Treat your skills the way you’d treat your knowledge base articles. Review them periodically. Update them when the product ships something new. Retire them when the process they support no longer exists. Your product shipped a new billing flow last month but your skill still references the old one? Congratulations, your AI is now confidently giving wrong answers at scale. (Ask me how I know.)
What changes when support teams build skills
There’s a larger thing happening here that goes beyond efficiency.
Support teams have always struggled to be seen as strategic. The work is constant, the value is hard to quantify, and the institutional knowledge lives in people’s heads where nobody outside the team can see it. Skills change that equation. When your team’s expertise is encoded in a skill, it becomes visible, shareable, and something you can point to and say: this is what our team knows, and here is the measurable impact of that knowledge.
A skill library is a support team making its own case. Not with a deck about cost avoidance or a report on churn correlation, but with working tools that demonstrate what the team’s expertise actually produces when it’s applied consistently.

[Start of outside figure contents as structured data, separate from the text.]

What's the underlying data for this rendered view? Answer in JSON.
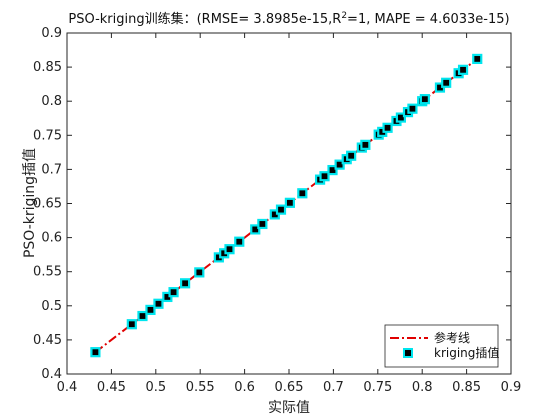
{
  "chart_data": {
    "type": "scatter",
    "title": "PSO-kriging训练集：(RMSE= 3.8985e-15,R²=1, MAPE = 4.6033e-15)",
    "xlabel": "实际值",
    "ylabel": "PSO-kriging插值",
    "xlim": [
      0.4,
      0.9
    ],
    "ylim": [
      0.4,
      0.9
    ],
    "xticks": [
      "0.4",
      "0.45",
      "0.5",
      "0.55",
      "0.6",
      "0.65",
      "0.7",
      "0.75",
      "0.8",
      "0.85",
      "0.9"
    ],
    "yticks": [
      "0.4",
      "0.45",
      "0.5",
      "0.55",
      "0.6",
      "0.65",
      "0.7",
      "0.75",
      "0.8",
      "0.85",
      "0.9"
    ],
    "grid": false,
    "legend_position": "bottom-right",
    "series": [
      {
        "name": "参考线",
        "type": "line",
        "style": "dash-dot",
        "color": "#e00000",
        "x": [
          0.432,
          0.862
        ],
        "y": [
          0.432,
          0.862
        ]
      },
      {
        "name": "kriging插值",
        "type": "scatter",
        "marker": "square",
        "color": "#000000",
        "edge_color": "#00e5ee",
        "x": [
          0.432,
          0.473,
          0.485,
          0.494,
          0.503,
          0.513,
          0.52,
          0.533,
          0.549,
          0.571,
          0.577,
          0.583,
          0.594,
          0.612,
          0.62,
          0.634,
          0.641,
          0.651,
          0.665,
          0.685,
          0.69,
          0.699,
          0.707,
          0.715,
          0.72,
          0.732,
          0.736,
          0.751,
          0.755,
          0.761,
          0.771,
          0.776,
          0.784,
          0.789,
          0.8,
          0.803,
          0.82,
          0.827,
          0.841,
          0.846,
          0.862
        ],
        "y": [
          0.432,
          0.473,
          0.485,
          0.494,
          0.503,
          0.513,
          0.52,
          0.533,
          0.549,
          0.571,
          0.577,
          0.583,
          0.594,
          0.612,
          0.62,
          0.634,
          0.641,
          0.651,
          0.665,
          0.685,
          0.69,
          0.699,
          0.707,
          0.715,
          0.72,
          0.732,
          0.736,
          0.751,
          0.755,
          0.761,
          0.771,
          0.776,
          0.784,
          0.789,
          0.8,
          0.803,
          0.82,
          0.827,
          0.841,
          0.846,
          0.862
        ]
      }
    ]
  }
}
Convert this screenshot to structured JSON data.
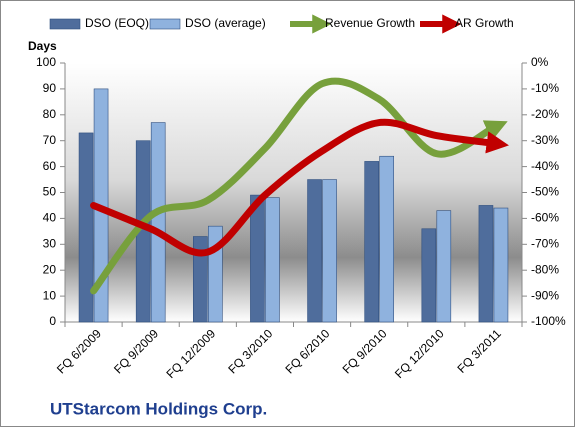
{
  "chart_data": {
    "type": "bar",
    "title": "UTStarcom Holdings Corp.",
    "y_label": "Days",
    "categories": [
      "FQ 6/2009",
      "FQ 9/2009",
      "FQ 12/2009",
      "FQ 3/2010",
      "FQ 6/2010",
      "FQ 9/2010",
      "FQ 12/2010",
      "FQ 3/2011"
    ],
    "series": [
      {
        "name": "DSO (EOQ)",
        "type": "bar",
        "color": "#4f6d9c",
        "values": [
          73,
          70,
          33,
          49,
          55,
          62,
          36,
          45
        ]
      },
      {
        "name": "DSO (average)",
        "type": "bar",
        "color": "#8fb2de",
        "values": [
          90,
          77,
          37,
          48,
          55,
          64,
          43,
          44
        ]
      },
      {
        "name": "Revenue Growth",
        "type": "line",
        "axis": "y2",
        "color": "#77a03c",
        "values": [
          -88,
          -59,
          -53,
          -33,
          -8,
          -14,
          -35,
          -25
        ]
      },
      {
        "name": "AR Growth",
        "type": "line",
        "axis": "y2",
        "color": "#c00000",
        "values": [
          -55,
          -64,
          -73,
          -51,
          -34,
          -23,
          -28,
          -31
        ]
      }
    ],
    "ylim": [
      0,
      100
    ],
    "yticks": [
      0,
      10,
      20,
      30,
      40,
      50,
      60,
      70,
      80,
      90,
      100
    ],
    "y2lim": [
      -100,
      0
    ],
    "y2ticks": [
      {
        "value": 0,
        "label": "0%"
      },
      {
        "value": -10,
        "label": "-10%"
      },
      {
        "value": -20,
        "label": "-20%"
      },
      {
        "value": -30,
        "label": "-30%"
      },
      {
        "value": -40,
        "label": "-40%"
      },
      {
        "value": -50,
        "label": "-50%"
      },
      {
        "value": -60,
        "label": "-60%"
      },
      {
        "value": -70,
        "label": "-70%"
      },
      {
        "value": -80,
        "label": "-80%"
      },
      {
        "value": -90,
        "label": "-90%"
      },
      {
        "value": -100,
        "label": "-100%"
      }
    ],
    "grid": false,
    "legend": "top"
  }
}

If you’re a support lead reading this and thinking you don’t have the technical chops to build skills, I’d push back on that. You already have the hardest part: years of pattern recognition, a deep understanding of your customers, and opinions about what good looks like. The tooling is catching up to you. Take an afternoon, pick one task your team does every day, and write down what your AI would need to know to do it well. If you want to see what a finished plugin looks like, the Fin optimization plugin is open source and MIT licensed.
The best ticket is one that never happens. The best skill is one that carries your team’s thinking forward, consistently, whether the person who wrote it is online or not.